Predators Preyed Upon by Stastny

Game 7 ended the way it began for the Nashville Predators and their fans, in heartbreak. Pekka Rinne had a rough first few minutes and spotted the Jets a two-goal lead. Predators head coach Peter Laviolette then made the call to pull the veteran and put in 23-year-old Juuse Saros. He kept his team in the game until about halfway through the third but it could’ve been over much sooner had Saros not been fantastic.

Juuse Saros, Nashville Predators
Juuse Saros, Nashville Predators (Christopher Hanewinckel-USA TODAY Sports)

Visiting teams rarely control the pace of a game but the Jets did exactly that through the majority of the first two periods and Paul Stastny was one of the main catalysts. He drove possession and scoring all night while leaving Roman Josi and Ryan Ellis spinning like turnstiles in their defensive zone. The Predators had no answer for Stastny or his line, which proved to be a season sinker.

Stastny on the Board

Stastny made a big splash in Game 7 as he scored two goals and one assist. The Jets struck early against the Predators as Tyler Meyers scored off a weak goal from a sharp angle. Not wanting to miss out on the fun, Stastny made a good push to the net and caught the goaltender out of position. This would prove to be the game-winner and the end of Rinne’s night, and iced the game. Sure, the Predators came back and scored on the power play, but the Jets controlled the rest of the game with an ironclad grasp.

One thing was certain as the second period was dwindling down, the Predators needed to push. They continued to do so even after surrendering a goal to Mark Scheifele. Unfortunately, their desperate attempts at offense led to an unnecessary penalty and the Jets quickly capitalized as Stastny made his home in front of the net. Ellis was helpless as Stastny won the battle and gained the inside edge which led to a juicy rebound that found it’s way to the back of the net.

Ryan Ellis, Nashville Predators
Ryan Ellis, Nashville Predators  (Amy Irvin / The Hockey Writers)

Scoring wasn’t the only way that Stastny showed up. The Jets never gave the Predators a chance to come back and Stastny was a big part of that. His line’s sustained zone time disrupted any offense the Preds could muster. It was a beautiful performance that left Nashville befuddled and exhausted.

Slowing Down Statsny

The eye test and advanced stats finally agree on something, Stastny’s brilliance in Game 7. In fact, the heading is ironic since the Predators did very little to slow down Statsny. It’s not like Jets head coach Paul Maurice was sheltering him either, as he was exclusively played against the Predators’ first and second defensive pair as well as the second line. Despite the tough opposition, Statsny shined and the stats prove it.

For reference, these are even-strength shot attempts (Corsi), unblocked shot attempts (Fenwick), scoring chances and high danger chances.


It doesn’t get much better than the graph above. This is exactly what you want from a second-line center in all three zones.
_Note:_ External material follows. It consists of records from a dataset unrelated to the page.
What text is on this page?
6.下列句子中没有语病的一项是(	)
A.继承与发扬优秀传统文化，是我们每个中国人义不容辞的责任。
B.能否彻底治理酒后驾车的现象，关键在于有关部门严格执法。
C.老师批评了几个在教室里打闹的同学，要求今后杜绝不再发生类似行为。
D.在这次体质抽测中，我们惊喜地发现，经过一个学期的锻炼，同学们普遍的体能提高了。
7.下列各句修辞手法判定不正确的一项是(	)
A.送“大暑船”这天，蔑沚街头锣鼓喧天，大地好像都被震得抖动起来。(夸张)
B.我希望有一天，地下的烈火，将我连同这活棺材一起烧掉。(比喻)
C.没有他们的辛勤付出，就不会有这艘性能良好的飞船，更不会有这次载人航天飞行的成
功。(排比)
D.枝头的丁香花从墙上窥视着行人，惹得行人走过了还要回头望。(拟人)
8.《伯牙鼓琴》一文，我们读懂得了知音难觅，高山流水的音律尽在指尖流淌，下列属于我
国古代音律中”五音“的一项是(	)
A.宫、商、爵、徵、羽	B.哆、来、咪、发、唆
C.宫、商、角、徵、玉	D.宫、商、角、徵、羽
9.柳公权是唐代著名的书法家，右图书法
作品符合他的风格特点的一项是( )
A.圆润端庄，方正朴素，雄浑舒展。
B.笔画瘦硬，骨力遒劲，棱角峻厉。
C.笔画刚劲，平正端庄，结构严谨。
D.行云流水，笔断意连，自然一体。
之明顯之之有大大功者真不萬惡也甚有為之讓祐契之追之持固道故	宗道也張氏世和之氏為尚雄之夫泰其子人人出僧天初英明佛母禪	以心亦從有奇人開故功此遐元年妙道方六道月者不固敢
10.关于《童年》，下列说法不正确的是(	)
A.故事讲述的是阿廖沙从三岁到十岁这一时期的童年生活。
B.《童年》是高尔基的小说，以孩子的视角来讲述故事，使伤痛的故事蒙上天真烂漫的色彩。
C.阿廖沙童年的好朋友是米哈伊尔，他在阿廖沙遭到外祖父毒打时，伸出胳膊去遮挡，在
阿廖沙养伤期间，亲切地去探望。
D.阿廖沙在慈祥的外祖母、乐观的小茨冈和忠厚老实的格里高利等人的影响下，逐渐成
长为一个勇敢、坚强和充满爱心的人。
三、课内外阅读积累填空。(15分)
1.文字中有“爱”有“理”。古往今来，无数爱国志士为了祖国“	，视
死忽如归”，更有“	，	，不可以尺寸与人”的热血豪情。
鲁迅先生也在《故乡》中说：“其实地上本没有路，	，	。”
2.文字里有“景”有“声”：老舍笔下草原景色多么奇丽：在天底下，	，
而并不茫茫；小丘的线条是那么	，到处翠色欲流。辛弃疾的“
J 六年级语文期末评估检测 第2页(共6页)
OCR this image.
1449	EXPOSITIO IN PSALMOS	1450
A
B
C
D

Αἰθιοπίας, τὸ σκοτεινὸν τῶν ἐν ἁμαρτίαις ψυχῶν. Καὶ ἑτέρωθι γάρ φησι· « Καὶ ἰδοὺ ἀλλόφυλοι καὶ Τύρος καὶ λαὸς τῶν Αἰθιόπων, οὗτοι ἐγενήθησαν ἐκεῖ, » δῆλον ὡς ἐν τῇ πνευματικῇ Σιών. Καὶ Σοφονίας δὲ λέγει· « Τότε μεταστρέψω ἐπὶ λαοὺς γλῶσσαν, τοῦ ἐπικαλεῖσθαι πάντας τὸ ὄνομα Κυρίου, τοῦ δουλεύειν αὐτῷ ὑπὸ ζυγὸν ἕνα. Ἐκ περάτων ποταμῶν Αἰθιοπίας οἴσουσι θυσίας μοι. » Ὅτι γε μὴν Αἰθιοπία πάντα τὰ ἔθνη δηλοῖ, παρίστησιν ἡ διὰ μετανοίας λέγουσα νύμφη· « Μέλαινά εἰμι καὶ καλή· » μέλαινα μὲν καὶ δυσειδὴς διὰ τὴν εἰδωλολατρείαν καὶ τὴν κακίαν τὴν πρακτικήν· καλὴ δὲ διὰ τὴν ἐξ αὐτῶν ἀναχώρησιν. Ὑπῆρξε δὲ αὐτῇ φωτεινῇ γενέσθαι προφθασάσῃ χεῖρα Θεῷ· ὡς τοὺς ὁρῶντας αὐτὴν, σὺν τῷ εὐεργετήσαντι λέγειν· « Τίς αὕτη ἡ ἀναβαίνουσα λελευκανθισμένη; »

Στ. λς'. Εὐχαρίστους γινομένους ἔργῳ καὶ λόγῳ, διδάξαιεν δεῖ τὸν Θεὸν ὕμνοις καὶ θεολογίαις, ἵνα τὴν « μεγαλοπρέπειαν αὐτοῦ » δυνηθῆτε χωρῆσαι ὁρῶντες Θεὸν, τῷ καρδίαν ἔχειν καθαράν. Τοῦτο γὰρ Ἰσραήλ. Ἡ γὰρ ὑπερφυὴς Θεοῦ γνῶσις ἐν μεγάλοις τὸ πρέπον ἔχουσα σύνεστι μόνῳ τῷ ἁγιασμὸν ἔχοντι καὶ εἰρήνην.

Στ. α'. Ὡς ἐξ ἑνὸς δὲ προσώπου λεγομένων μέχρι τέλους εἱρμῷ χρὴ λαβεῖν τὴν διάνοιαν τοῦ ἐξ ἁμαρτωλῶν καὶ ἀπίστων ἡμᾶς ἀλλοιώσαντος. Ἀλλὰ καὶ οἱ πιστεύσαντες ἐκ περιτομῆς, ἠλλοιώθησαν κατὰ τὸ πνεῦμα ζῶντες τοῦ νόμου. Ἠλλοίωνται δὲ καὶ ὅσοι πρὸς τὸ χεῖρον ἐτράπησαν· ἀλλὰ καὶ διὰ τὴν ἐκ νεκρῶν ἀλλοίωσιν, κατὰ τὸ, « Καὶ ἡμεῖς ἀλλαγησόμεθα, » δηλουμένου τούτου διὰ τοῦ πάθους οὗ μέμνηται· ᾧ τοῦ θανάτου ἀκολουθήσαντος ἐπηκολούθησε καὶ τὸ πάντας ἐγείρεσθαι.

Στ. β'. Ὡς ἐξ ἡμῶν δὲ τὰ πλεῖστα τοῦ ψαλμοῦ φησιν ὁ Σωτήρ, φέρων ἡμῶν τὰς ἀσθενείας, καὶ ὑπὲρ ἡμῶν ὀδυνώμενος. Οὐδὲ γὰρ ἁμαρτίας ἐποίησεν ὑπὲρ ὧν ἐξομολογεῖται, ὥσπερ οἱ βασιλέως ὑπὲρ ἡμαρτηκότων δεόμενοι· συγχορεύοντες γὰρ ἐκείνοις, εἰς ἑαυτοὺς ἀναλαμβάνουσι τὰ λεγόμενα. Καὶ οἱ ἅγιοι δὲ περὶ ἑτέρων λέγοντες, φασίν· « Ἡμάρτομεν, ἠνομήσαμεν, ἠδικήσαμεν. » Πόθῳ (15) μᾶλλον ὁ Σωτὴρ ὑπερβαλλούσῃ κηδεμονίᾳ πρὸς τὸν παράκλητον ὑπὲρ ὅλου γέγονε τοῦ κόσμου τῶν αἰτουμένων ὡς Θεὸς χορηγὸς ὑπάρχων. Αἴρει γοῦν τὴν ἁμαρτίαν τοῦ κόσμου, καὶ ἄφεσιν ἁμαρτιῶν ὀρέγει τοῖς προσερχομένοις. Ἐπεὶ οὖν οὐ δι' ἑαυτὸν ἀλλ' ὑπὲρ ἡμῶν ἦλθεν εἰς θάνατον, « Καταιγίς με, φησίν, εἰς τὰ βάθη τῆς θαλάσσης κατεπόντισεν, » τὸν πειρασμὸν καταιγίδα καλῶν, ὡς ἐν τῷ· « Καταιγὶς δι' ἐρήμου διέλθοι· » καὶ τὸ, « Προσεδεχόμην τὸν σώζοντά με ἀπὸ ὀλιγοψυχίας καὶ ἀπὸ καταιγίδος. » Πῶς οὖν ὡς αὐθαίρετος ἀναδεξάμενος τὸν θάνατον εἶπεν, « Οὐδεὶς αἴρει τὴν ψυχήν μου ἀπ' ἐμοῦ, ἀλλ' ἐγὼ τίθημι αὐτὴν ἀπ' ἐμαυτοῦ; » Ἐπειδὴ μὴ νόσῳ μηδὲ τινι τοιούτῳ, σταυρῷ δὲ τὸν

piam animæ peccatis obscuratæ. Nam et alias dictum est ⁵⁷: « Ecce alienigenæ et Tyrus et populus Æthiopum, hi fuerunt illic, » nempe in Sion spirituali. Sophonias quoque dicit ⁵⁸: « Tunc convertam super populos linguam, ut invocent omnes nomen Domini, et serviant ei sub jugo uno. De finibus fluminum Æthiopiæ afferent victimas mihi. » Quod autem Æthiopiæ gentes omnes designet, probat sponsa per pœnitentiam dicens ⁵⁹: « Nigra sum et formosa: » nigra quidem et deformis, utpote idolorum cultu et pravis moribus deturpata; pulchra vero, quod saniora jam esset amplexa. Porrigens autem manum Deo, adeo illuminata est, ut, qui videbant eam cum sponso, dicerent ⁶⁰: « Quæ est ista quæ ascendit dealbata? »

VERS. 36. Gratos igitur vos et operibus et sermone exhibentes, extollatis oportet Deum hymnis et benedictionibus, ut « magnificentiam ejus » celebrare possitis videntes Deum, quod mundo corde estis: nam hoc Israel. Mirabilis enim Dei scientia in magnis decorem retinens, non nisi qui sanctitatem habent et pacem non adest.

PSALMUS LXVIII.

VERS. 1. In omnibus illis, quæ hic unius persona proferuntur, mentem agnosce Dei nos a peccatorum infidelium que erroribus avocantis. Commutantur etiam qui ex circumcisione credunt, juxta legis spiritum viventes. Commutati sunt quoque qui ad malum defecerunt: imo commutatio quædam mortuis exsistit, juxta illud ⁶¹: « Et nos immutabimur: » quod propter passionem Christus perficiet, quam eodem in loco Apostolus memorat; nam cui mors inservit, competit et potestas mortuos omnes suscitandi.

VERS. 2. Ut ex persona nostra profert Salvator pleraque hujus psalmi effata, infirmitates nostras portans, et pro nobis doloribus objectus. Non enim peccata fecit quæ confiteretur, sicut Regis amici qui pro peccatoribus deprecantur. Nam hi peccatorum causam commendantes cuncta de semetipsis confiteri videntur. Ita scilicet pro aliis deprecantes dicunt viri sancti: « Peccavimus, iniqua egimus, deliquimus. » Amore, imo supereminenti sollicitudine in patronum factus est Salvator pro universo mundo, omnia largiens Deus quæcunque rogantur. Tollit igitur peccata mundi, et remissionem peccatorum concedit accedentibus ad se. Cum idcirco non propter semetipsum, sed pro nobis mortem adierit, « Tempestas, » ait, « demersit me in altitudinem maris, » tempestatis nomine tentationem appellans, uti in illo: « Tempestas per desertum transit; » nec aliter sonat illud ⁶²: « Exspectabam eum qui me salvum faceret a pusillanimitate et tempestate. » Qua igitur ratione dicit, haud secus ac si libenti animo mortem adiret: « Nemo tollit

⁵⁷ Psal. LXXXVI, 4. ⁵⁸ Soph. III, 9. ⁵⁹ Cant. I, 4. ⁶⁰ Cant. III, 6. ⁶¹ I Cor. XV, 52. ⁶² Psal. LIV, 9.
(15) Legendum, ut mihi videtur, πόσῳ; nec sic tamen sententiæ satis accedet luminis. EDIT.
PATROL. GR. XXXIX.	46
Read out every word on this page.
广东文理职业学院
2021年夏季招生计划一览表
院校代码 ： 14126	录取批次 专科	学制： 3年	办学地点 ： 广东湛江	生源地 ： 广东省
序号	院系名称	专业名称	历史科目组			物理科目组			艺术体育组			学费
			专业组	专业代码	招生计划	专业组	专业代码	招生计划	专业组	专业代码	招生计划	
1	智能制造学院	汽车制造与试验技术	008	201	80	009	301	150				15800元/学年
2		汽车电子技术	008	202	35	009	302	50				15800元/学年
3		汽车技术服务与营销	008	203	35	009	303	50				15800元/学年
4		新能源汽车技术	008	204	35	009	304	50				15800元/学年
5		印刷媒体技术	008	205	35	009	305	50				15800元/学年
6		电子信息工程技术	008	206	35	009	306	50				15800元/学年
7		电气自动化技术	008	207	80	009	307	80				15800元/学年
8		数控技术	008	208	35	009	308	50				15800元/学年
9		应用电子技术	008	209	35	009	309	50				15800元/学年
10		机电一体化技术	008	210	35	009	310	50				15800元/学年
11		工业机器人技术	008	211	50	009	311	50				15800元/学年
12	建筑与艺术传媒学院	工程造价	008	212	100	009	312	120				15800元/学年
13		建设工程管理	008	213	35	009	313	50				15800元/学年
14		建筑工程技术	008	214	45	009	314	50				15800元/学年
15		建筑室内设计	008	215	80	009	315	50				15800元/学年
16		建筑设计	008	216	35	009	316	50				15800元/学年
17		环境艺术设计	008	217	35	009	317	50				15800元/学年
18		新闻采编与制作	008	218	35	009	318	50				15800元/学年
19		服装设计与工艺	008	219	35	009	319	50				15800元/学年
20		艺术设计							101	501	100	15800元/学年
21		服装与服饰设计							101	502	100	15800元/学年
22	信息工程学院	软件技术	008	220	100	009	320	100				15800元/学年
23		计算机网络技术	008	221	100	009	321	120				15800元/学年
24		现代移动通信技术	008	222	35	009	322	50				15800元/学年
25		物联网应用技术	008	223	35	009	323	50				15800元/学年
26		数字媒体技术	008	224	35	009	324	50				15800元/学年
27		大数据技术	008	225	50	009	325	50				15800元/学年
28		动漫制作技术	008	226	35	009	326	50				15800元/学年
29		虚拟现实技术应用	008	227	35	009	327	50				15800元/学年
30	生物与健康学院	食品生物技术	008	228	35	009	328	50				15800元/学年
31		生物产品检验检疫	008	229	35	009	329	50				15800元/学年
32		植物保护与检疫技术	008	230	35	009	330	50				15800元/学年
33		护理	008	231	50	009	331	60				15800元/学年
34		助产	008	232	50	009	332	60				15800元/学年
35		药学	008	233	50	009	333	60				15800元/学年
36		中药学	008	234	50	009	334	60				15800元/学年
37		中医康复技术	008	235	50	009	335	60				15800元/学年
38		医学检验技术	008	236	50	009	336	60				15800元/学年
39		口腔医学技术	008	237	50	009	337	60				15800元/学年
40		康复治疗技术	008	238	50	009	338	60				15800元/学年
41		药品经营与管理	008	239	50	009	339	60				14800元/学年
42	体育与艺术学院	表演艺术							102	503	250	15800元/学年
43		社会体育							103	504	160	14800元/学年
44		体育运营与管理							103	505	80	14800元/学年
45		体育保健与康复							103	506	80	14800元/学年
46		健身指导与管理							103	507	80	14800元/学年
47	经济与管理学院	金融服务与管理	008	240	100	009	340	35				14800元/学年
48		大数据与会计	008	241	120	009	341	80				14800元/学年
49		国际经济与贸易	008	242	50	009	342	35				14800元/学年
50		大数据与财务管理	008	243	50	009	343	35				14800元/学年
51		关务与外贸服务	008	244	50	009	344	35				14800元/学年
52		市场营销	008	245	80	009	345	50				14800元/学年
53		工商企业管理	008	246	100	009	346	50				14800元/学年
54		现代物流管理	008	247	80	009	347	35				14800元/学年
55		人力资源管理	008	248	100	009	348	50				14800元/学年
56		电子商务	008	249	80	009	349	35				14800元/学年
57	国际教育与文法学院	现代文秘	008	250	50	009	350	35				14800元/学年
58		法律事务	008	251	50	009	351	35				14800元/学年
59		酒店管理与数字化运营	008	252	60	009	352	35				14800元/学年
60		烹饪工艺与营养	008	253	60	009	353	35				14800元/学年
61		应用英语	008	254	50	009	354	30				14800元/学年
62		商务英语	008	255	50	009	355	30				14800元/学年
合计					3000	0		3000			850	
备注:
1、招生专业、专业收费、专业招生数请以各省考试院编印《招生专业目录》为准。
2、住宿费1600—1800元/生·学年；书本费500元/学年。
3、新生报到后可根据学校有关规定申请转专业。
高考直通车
The pace of play was pretty clearly in the Jets’ favor with Stastny on the ice, the Corsi and Fenwick stats prove as much. The best part of the night was his defensive work in front of the net. The Jets blocked almost half of the Predators’ shot attempts with Statsny on the ice, giving up five shots in total at even strength.

Stastny only surrendered two high-danger chances as well as three regular scoring chances. The Predators’ second line never really got going and were fairly inconsequential through the game, and the majority of the series. On the other side of the ice, he produced three of the scoring chances created by the Jets while he was on the ice. Things got better, as Statsny created all three of the high-danger chances that he was on the ice for.

The Predators threw everything they had at him but to little avail.

How Do the Predators Combat This?

The season is over but fans are still left with quite a few questions. One of which is how the Predators can stop the bleeding when P.K. Subban and Mattias Ekholm are not on the ice. Ellis and Josi proved during the second round that they can’t handle elite second-line talent and they’ll need help. Luckily, I have a few ideas on how to fix this.

The first is probably the easiest, which is to split Subban and Ekholm. A top line of Josi-Subban followed by Ekholm-Ellis would split the defensive acumen but might also dilute the offensive potency. The third line is also still a problem as Peter Laviolette doesn’t seem to trust them in any situation. The good news is that prospects Dante Fabbro and Alexander Carrier could be arriving soon. I wouldn’t count on that as Fabbro looks to spending his next year in college and Carrier took a step backwards in the AHL.

There is another option that is less reasonable. Trade Fabbro and Eeli Tolvanen for Erik Karlsson and go all in on next year, throwing caution, and the future, to the wind.

Mattias Ekholm, Nashville Predators
Mattias Ekholm, Nashville Predators (Amy Irvin / The Hockey Writers)

The real answer is probably somewhere in the middle as the Predators have all of their bottom pair defenders under contract for the next year. It’ll be hard to sign any free agents unless trades are made which begs the question, who would want to take a bottom pairing defenseman? I fear the only solution for the Predators’ defensive woes lies within the prospect pool which is still likely a year away.